Whenever I go out to eat I feel like I’m on the Price and Right trying to estimate the price of a new washer and dryer without overbidding. Which item has the lowest calories? Is it the chicken salad, or will that come buried in croutons and smothered in fatty dressing? Maybe it’s the naked burrito, but exactly how much cheese and sour cream are they going to pile on top of that thing? There’s really no way to know.
I usually look up the nutritional information on the Internet afterwards and have rarely ever been happy with the results. Some restaurants don’t even post that, which makes me wonder what they’re hiding Other than that, the only thing you could do is text message the diet.com service which sends you nutritional information on your cell phone, but that could get expensive depending on your calling plan.

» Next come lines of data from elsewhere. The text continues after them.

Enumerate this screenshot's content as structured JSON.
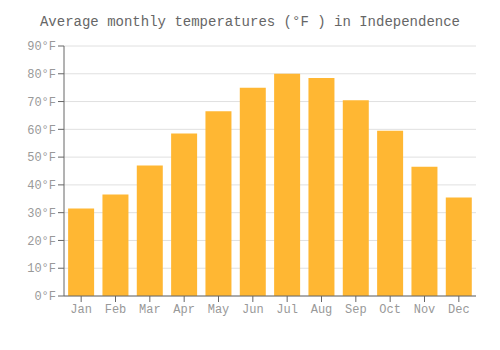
{
  "chart_data": {
    "type": "bar",
    "title": "Average monthly temperatures (°F ) in Independence",
    "categories": [
      "Jan",
      "Feb",
      "Mar",
      "Apr",
      "May",
      "Jun",
      "Jul",
      "Aug",
      "Sep",
      "Oct",
      "Nov",
      "Dec"
    ],
    "values": [
      31.5,
      36.5,
      47,
      58.5,
      66.5,
      75,
      80,
      78.5,
      70.5,
      59.5,
      46.5,
      35.5
    ],
    "color": "#FFB733",
    "ylim": [
      0,
      90
    ],
    "yticks": [
      {
        "value": 0,
        "label": "0°F"
      },
      {
        "value": 10,
        "label": "10°F"
      },
      {
        "value": 20,
        "label": "20°F"
      },
      {
        "value": 30,
        "label": "30°F"
      },
      {
        "value": 40,
        "label": "40°F"
      },
      {
        "value": 50,
        "label": "50°F"
      },
      {
        "value": 60,
        "label": "60°F"
      },
      {
        "value": 70,
        "label": "70°F"
      },
      {
        "value": 80,
        "label": "80°F"
      },
      {
        "value": 90,
        "label": "90°F"
      }
    ],
    "grid": true
  }
}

The New York State Restaurant Association is against the new measure, and I’m not really sure why. Their representative on the show was going on about how it’s so complicated and we shouldn’t go around complicating the lives of New Yorkers. I don’t know what he’s talking about. They’re not posting the nutritional information as the answer to a quadratic equation customers have to solve. If the board says the burger has 800 calories, that sounds pretty straight forward to me.
The other argument the guest made was that restaurants should be able to choose how they provide the information. In theory that would be nice, but you know restaurants would just do this in the cheapest way for them and not the most convenient way for the customer. They’d probably stuff the information in a pamphlet that is a copy of a copy of a copy and display it in the back hallway by the janitor’s closet. I know Ruby Tuesday experimented with posting calorie information on their menus for several months, but they eventually nixed the idea claiming they had to reprint their menus every time they added an item or modified the ingredients of an existing item. I suspect the NYSRA is really against the regulation because they don’t want to have to spend money updating their menus.
Also according to the article, Ruby Tuesday said the posting of nutritional information “had not caused any significant changes in ordering habits.” It will be interesting to see what happens in New York. The change is good for people like me who watch what they eat, but I probably wasn’t going to order the deep-fried double-bacon cheeseburger anyway. If you’re the type of person who is going to order something you obviously know is bad for you, I don’t know if seeing the calorie information will dissuade you or not. Everyone knows smoking will kill you, but millions of people do it anyway. I would guess the change will allow health-conscious people to make better choices and the people who don’t care will keep eating what they want to anyway. Maybe the people who will be most effective are the in-betweens, the people who’d like to eat healthier but don’t go out of their ways to do so. If you make it easier for them, maybe they’ll make better choices. Either way, I’m glad the information is out there and it will be interesting to see what happens.